2 days ago
Vending machines at the University of Waterloo violated privacy act
Ontario's privacy watchdog has ruled vending machines on campus at the University of Waterloo violated the Freedom of Information and Protection of Privacy Act.
Students lodged a formal complaint with the Office of the Information and Privacy Commissioner of Ontario (IPC) in Feb. 2024 after the 'smart' vending machines were installed by a third-party provider. They claimed the machines were using facial recognition technology to collect images without consent or notice.
The students said they were alarmed when one of the machines, located in the Modern Languages building, malfunctioned and displayed an error message reading, ' – Application Error.'
'We wouldn't have known if it weren't for the application error. There's no warning here,' said River Stanley, a fourth-year student at UW, who investigated the machines for an article in the university publication, mathNEWS.
Stanley told CTV News students then started putting sticky tack, chewing gum, or Post It Notes over the machines' sensors.
vending machine facial recognition
Fourth-year University of Waterloo student River Stanley explains where students have been trying to cover a hole on a vending machine that they believe houses a camera. (Colton Wiens/CTV Kitchener)
The investigation
An IPC investigator learned the university had signed an agreement with the company that owns the machines, Adaria, in Oct. 2023. Adaria was to provide 29 vending machines and be responsible for maintaining, monitoring and stocking them. They were installed in Dec. 2023 and removed from campus in Feb. 2024 when the school learned of the privacy concerns.
The university said Adaria either purchased or leased the machines from candy maker MARS and MARS contracted Invenda to build and supply the machines.
The school told the IPC it had no knowledge that facial detection technology was being used to collect demographic data.
According to an IPC report, when a sale was made, the machine would record a timestamp, the item purchased and demographic data, including facial detection. The technology would then estimate the buyer's gender and age range.

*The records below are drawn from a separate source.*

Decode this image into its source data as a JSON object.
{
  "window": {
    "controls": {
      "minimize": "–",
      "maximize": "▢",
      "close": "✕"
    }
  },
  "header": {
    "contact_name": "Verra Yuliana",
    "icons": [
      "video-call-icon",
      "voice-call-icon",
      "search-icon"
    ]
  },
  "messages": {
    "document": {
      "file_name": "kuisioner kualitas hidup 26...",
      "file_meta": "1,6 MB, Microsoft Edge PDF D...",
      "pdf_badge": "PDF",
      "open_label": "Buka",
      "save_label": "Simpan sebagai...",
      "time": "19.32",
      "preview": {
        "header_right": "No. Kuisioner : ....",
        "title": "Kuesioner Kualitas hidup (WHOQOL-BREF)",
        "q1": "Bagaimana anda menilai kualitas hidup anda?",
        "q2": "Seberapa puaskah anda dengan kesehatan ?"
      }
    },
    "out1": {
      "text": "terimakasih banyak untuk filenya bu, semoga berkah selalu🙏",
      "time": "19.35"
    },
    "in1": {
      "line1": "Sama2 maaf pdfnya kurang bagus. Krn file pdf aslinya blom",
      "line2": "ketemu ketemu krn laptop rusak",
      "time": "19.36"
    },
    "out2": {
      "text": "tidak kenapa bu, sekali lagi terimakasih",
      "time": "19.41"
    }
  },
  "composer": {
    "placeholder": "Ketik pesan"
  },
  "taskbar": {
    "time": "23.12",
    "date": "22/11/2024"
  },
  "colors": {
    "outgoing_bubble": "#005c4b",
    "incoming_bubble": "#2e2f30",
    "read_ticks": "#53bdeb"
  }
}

'There was no dispute that the IVMs [Intelligent Vending Machines] captured video images of individuals' faces on the university's campus,' the report read. 'However, the university argued that the resolution of the optical sensor in the IVMs was too low for the device to be considered a camera or create identifiable images of individuals.'
The IPC said an investigator deemed the images were of 'photographic quality' but noted those images were held for milliseconds before they were converted into abstract grayscale images and then into numeric descriptors describing the demographic data.
'Our investigation into this matter has found no evidence to suggest that personal information, beyond the initial temporary capture of facial images, was retained and further used by these vendors,' the report said.
vending machine facial recognition
A vending machine at University of Waterloo displays a facial recognition app error. (Reddit)
Did the university know?
The IPC report noted the agreement between the University of Waterloo and the vending machine company contained 'all the appropriate standard clauses necessary to protect personal information.'
It also determined the university was not aware the machines had facial detection technology that was collecting personal information and had not asked for vending machines with that capability.
However, Adaria's proposal did mention a collaboration with MARS to test new product innovations, including MARS Intelligent Vending Machines.
The investigators stated that, although the university had reasonable contractual measures in place, it failed to carry out the necessary due diligence that would have uncovered the potential privacy concerns.
Report recommendations
The IPC report concluded with two recommendations: the university should review its privacy policies to ensure any future collection of personal information complies with the Freedom of Information and Protection of Privacy Act, and the university should ensure it carries out all necessary due diligence to identify, assess and mitigate any potential risks to personal information when entering into new agreements with third-party providers.